Friedman Firearms Training

Stance & Bench Rest Positions

Stance is one of the critical variables in shooting accurately. Most of the time shooters who sit and bench-rest their guns are far more accurate than those who stand and shoot.

When first attempting to shoot at targets, begin from the sitting position to eliminate the standing variable.

The Isosceles Stance

The Isosceles Stance, is based on the "isosceles triangle." Anyone steeped in mathematics, engineering or drafting, would have encountered the use of an "isosceles triangle".


So what is it, it is a triangle where two of the sides are of equal length, forming equal angles, similar to this image. The two longer sides come together with the shorter base to form a strong triangle, that can be easily pivoted.


This same triangle is created by using your body and outstretched arms hands gripping the pistol. This makes the Isosceles stance a naturally defensive stance that provides excellent coverage in most directions by simply rotating the upper body, to pivot and pan an area.

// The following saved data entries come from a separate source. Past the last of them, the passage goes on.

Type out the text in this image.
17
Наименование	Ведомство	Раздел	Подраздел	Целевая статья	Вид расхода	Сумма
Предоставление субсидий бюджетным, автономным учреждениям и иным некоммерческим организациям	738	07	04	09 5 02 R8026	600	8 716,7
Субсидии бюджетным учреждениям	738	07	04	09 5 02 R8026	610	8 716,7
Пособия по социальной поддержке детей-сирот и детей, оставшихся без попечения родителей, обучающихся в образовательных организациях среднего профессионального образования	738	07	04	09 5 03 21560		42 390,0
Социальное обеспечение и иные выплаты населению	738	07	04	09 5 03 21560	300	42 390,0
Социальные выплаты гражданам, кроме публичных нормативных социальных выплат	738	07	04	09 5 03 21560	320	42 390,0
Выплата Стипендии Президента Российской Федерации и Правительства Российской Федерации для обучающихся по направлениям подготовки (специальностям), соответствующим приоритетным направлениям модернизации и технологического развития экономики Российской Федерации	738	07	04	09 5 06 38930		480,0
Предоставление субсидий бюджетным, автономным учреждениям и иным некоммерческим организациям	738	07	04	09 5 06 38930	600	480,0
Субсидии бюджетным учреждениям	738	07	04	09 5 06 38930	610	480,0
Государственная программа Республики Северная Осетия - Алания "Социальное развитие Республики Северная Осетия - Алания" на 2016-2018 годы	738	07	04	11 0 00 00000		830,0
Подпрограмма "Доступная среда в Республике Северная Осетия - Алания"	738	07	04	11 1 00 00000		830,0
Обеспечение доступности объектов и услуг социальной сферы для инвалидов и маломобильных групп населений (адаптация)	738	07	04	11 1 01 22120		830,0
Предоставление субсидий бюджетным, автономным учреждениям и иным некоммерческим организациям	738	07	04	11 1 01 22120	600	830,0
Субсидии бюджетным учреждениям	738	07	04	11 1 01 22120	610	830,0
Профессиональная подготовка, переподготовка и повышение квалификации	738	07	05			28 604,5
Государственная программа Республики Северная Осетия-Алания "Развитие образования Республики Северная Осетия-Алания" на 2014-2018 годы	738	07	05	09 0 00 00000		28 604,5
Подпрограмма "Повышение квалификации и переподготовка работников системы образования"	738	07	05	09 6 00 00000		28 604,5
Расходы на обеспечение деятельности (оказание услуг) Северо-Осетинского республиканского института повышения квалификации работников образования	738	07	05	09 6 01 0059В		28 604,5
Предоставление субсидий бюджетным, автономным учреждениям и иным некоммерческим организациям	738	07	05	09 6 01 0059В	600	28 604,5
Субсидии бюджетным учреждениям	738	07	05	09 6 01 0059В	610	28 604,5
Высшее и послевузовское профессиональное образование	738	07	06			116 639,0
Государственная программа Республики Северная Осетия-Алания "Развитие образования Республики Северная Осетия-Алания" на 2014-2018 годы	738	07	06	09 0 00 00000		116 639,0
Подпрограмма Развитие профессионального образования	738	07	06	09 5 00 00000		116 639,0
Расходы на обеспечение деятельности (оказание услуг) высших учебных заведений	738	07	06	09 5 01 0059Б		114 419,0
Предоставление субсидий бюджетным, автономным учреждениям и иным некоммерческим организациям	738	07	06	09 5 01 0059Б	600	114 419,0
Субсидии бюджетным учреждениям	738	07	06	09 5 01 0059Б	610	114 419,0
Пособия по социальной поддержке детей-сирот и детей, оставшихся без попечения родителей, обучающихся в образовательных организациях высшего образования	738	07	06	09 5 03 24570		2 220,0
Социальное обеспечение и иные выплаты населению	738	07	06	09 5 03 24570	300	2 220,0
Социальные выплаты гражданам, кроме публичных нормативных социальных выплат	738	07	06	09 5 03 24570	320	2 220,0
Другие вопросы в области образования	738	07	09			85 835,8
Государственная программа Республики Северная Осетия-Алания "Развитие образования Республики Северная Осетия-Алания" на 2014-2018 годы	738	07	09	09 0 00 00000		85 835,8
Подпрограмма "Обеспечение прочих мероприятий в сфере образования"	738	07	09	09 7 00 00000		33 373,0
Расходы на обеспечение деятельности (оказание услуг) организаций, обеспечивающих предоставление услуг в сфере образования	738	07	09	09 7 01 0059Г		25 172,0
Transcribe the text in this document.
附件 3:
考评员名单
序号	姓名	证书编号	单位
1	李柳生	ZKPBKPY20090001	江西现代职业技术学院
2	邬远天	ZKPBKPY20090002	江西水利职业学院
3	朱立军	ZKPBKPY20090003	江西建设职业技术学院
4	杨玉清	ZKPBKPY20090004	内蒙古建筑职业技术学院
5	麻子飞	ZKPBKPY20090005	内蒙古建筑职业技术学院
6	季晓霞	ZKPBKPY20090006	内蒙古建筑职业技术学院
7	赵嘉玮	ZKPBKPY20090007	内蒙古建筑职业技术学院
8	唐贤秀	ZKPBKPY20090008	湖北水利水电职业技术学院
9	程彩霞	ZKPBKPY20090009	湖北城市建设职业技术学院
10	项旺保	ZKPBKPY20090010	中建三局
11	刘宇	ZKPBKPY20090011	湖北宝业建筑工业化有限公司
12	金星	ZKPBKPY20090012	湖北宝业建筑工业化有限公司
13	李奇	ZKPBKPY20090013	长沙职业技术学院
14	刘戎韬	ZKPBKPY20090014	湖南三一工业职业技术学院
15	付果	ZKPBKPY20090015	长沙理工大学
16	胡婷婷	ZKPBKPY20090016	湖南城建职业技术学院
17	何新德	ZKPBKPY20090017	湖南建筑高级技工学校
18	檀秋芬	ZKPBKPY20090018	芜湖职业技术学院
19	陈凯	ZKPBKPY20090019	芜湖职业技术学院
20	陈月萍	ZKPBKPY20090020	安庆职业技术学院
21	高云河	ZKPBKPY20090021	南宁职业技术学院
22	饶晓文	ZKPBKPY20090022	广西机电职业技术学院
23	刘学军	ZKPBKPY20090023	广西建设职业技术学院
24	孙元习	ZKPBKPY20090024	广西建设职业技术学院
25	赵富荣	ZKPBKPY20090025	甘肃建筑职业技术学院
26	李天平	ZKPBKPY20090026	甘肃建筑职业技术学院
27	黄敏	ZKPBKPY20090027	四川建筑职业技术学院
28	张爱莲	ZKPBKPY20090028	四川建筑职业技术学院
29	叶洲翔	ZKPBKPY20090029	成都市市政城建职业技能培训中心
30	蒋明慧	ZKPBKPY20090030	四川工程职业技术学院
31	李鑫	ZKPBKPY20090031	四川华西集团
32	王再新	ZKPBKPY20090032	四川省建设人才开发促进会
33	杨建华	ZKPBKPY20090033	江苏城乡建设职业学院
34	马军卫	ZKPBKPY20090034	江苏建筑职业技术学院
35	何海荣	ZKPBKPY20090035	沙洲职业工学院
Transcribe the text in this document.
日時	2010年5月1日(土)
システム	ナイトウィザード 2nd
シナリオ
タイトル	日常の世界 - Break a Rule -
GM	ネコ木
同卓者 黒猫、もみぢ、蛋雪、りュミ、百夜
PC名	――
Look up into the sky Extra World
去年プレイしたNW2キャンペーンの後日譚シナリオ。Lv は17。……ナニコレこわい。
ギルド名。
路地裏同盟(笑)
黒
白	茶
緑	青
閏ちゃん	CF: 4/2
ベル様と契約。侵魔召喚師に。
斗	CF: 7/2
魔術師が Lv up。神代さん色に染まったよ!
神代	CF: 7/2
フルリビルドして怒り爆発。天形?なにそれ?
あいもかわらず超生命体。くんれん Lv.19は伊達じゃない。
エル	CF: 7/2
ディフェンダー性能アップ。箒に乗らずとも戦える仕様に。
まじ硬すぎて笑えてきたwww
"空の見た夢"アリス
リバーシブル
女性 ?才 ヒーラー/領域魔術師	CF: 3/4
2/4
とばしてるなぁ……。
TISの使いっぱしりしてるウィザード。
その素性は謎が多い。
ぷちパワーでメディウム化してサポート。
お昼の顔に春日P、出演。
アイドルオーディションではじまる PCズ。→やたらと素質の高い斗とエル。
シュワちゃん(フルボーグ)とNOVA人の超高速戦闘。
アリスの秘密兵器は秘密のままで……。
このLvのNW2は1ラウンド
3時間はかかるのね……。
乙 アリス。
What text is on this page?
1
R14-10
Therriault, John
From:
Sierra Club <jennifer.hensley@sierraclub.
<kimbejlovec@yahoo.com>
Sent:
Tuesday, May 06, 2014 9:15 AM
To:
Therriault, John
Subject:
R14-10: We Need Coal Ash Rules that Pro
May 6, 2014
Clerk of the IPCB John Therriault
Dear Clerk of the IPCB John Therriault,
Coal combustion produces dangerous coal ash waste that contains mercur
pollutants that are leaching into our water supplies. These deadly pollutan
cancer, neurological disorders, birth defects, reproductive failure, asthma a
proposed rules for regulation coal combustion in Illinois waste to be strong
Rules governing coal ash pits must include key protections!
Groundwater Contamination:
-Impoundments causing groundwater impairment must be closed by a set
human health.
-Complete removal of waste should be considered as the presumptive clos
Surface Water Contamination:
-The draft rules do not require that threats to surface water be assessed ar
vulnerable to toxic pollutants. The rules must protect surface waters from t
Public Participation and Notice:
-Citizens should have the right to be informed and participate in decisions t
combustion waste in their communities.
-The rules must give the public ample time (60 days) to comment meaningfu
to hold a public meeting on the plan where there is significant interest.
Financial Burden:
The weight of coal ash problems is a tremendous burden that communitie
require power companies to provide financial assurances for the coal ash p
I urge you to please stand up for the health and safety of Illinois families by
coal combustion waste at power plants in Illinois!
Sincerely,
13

If you were to look down upon a shooter with an Isosceles stance it would appear to be a triangle as shown below.

THE MAIN IDEA IS SIMPLE!  JUST BE COMFORTABLE!

I PREFER A "BOXER'S" STANCE THAT IS 45 DEGREES TOWARD THE TARGET. YOUR FIRING HAND IS LOCKED WITH YOUR SUPPORT HAND SLIGHTLY BENT AT THE ELBOW with a 40-60% "PUSH-PULL". YOU PULL BACK WITH THE SUPPORT HAND AND PUSH FORWARD WITH THE FIRING HAND.

These are the two main stance positions taught, however in the end you should stand so that you are comfortable.